Yes, and in that context, pressure is not a source of gravity because there is no gravity. In SR, spacetime is flat, and the stress-energy tensor (which is the source of gravity) is zero everywhere. If you're talking about pressure as a source of gravity, you're talking about GR, not SR, and that's what I was talking about in my previous post. In GR, "mass" is defined differently (in fact, there is no single definition that always applies; you can only define "mass" in certain kinds of spacetimes), and includes a contribution from pressure as well as energy density.

maline said:
How is that different from the energy density in a CMRF?

The length of the energy-momentum 4-vector has units of energy, not energy density. You can convert it to an energy density by dividing by the object's volume, but that won't be invariant under Lorentz transformations (unlike the length of the 4-vector, which is).
 
  • #20
Got it. Thanks for clearing that up.
 
  • #21
E2 = m2 + p2

Energy is related to both mass and momentum. To quote JA Wheeler, "mom-energy".

Is it correct, that the equivalence of inertial mass and gravitational mass is due to all mass being energy and energy being the source of gravity?
 
  • #22
TEFLing said:
Is it correct, that the equivalence of inertial mass and gravitational mass is due to all mass being energy and energy being the source of gravity?
Yes, of course that's the general idea. [Although you need to look out for the details: not all mass is from energy (some is from pressure) and the stress-energy tensor T, which is the source of gravity, is related more closely to mass than to energy.]
However, "mass is the source of gravity" is true in Newtonian physics as well. Einstein was dissatisfied with the coincidence of having mass produce two different affects, and his GR shows that the way mass responds to gravity is actually an example of inertia. My question is whether the way mass also causes gravity fits in with that level of simplicity.
 
Last edited:

1. What is mass equivalence?

Mass equivalence, also known as mass-energy equivalence, is a concept in physics that states that mass and energy are interchangeable and can be converted into one another.
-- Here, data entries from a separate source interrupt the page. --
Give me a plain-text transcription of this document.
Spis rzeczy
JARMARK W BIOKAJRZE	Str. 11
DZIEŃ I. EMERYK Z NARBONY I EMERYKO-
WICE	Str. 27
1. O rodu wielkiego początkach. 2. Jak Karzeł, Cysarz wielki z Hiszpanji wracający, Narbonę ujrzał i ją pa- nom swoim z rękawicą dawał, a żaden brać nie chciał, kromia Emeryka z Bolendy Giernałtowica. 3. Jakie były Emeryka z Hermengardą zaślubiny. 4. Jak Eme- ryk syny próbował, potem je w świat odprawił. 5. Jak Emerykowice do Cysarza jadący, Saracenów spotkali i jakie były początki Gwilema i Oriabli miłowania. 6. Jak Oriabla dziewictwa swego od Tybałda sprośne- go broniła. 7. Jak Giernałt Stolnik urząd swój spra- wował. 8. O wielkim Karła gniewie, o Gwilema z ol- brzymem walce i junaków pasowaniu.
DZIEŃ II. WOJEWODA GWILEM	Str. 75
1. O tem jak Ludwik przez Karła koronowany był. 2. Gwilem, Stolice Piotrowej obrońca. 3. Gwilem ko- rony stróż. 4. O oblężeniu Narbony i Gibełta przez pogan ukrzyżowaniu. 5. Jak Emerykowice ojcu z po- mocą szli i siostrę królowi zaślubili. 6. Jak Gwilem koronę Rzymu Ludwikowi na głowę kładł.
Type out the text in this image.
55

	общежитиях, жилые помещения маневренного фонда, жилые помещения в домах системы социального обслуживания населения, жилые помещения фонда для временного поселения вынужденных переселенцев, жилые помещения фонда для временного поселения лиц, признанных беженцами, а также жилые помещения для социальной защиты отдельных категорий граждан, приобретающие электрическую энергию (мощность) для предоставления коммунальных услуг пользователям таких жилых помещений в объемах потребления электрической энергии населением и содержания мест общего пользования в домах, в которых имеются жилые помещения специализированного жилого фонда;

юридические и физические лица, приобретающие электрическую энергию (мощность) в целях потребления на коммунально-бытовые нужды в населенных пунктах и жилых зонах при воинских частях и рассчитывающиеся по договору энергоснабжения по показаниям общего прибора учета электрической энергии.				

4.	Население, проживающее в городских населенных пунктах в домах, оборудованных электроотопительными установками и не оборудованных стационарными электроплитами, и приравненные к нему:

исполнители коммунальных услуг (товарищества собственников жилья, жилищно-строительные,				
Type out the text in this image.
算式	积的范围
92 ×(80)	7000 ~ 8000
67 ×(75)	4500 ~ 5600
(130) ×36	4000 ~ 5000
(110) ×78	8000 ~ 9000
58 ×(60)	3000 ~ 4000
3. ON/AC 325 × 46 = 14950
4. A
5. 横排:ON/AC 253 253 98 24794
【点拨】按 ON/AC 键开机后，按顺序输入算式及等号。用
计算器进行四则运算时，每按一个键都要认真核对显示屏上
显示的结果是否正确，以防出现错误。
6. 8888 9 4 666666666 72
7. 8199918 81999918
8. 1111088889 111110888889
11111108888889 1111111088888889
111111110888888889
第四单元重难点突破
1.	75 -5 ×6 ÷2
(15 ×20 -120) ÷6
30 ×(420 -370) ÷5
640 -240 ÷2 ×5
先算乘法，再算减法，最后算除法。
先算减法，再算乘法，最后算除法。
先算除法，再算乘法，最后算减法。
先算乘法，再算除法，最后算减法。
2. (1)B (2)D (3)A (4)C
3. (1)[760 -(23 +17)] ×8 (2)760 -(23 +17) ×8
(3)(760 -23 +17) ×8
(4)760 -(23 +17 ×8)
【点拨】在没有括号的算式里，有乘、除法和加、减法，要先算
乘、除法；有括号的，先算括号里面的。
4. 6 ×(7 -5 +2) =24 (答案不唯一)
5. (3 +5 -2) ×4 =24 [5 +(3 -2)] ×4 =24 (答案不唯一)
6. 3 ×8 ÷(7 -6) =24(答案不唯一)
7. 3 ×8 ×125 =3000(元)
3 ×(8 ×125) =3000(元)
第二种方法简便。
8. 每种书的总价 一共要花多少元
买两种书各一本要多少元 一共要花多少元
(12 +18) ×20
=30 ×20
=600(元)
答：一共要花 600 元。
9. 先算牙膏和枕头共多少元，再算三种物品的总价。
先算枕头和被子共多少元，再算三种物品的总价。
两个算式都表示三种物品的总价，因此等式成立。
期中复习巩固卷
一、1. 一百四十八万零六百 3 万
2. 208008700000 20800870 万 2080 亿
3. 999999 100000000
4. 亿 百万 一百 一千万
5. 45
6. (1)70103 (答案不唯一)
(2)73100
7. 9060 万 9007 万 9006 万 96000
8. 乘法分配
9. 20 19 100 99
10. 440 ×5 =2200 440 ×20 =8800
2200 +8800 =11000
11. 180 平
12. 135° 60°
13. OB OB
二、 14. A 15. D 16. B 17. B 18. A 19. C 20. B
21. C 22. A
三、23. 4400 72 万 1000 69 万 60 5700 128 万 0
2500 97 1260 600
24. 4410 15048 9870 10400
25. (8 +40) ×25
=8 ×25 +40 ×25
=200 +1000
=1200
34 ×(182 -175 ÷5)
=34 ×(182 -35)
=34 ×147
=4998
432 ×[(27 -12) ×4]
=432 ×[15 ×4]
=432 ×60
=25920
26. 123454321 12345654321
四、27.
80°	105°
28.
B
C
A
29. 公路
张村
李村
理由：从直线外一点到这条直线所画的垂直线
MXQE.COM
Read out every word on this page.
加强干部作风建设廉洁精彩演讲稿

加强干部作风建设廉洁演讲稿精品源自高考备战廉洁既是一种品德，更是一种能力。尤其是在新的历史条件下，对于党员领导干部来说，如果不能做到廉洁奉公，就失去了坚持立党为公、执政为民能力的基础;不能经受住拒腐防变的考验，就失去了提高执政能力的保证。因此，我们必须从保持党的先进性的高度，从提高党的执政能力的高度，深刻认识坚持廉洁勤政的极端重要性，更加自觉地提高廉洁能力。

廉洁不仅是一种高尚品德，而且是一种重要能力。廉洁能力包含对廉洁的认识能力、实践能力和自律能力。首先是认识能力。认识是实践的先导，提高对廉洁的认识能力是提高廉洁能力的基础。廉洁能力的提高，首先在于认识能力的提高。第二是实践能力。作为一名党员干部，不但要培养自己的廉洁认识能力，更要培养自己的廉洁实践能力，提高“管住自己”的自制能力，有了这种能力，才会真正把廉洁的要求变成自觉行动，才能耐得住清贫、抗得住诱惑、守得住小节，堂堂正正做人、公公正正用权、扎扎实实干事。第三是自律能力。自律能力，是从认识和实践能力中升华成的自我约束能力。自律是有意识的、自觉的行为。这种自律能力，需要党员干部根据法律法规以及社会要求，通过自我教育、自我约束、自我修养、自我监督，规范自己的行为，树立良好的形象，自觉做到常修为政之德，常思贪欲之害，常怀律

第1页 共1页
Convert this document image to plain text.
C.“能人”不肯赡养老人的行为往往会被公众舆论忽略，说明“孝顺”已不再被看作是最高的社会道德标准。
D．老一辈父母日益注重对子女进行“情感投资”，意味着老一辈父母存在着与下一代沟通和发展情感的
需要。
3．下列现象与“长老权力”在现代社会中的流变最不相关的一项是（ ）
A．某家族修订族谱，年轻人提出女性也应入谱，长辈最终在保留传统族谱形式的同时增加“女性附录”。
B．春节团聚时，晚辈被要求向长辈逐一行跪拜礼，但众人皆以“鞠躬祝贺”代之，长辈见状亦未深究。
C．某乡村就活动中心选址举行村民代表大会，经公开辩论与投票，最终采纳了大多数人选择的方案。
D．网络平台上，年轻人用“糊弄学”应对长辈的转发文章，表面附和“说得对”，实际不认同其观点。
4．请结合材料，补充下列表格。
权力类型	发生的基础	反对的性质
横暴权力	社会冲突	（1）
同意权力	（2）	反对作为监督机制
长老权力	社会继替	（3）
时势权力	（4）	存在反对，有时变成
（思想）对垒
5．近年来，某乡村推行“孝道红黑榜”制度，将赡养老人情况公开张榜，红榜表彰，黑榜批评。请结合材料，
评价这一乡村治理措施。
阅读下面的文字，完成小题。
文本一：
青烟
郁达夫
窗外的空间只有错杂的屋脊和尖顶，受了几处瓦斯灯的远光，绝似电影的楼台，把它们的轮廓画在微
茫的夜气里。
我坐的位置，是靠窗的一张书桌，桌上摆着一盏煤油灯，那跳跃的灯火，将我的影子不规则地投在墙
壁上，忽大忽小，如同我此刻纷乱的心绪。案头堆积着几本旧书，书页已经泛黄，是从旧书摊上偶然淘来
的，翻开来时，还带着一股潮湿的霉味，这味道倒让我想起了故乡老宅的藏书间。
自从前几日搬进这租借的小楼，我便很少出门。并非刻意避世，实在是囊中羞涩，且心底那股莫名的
This is described by Albert Einstein's famous equation, E=mc^2, where E represents energy, m represents mass, and c represents the speed of light.

2. How was mass equivalence solved?

Mass equivalence was solved through the work and research of several scientists, including Albert Einstein, Henri Poincaré, and Max Planck. Einstein's theory of special relativity and his equation E=mc^2 played a crucial role in understanding the relationship between mass and energy and solving the concept of mass equivalence.

3. What are the implications of mass equivalence?

The implications of mass equivalence are vast and have greatly impacted our understanding of the universe. It led to the development of nuclear energy and weapons, and has also helped explain the behavior of particles in the atomic and subatomic level. Additionally, mass equivalence has led to advancements in technology, such as medical imaging and nuclear reactors.

4. Can mass and energy be converted back and forth infinitely?

According to the theory of mass equivalence, mass and energy can be converted into one another infinitely. However, this would require infinite energy and is not possible in reality. Energy can be converted into mass through processes such as nuclear fusion, but the conversion is not a perfect process and there will always be some energy lost.

5. How does mass equivalence support the theory of relativity?

Mass equivalence provides support for Einstein's theory of relativity by showing that mass and energy are not separate entities, but rather different forms of the same thing. This concept is a fundamental component of the theory of relativity and has been supported by numerous experiments and observations.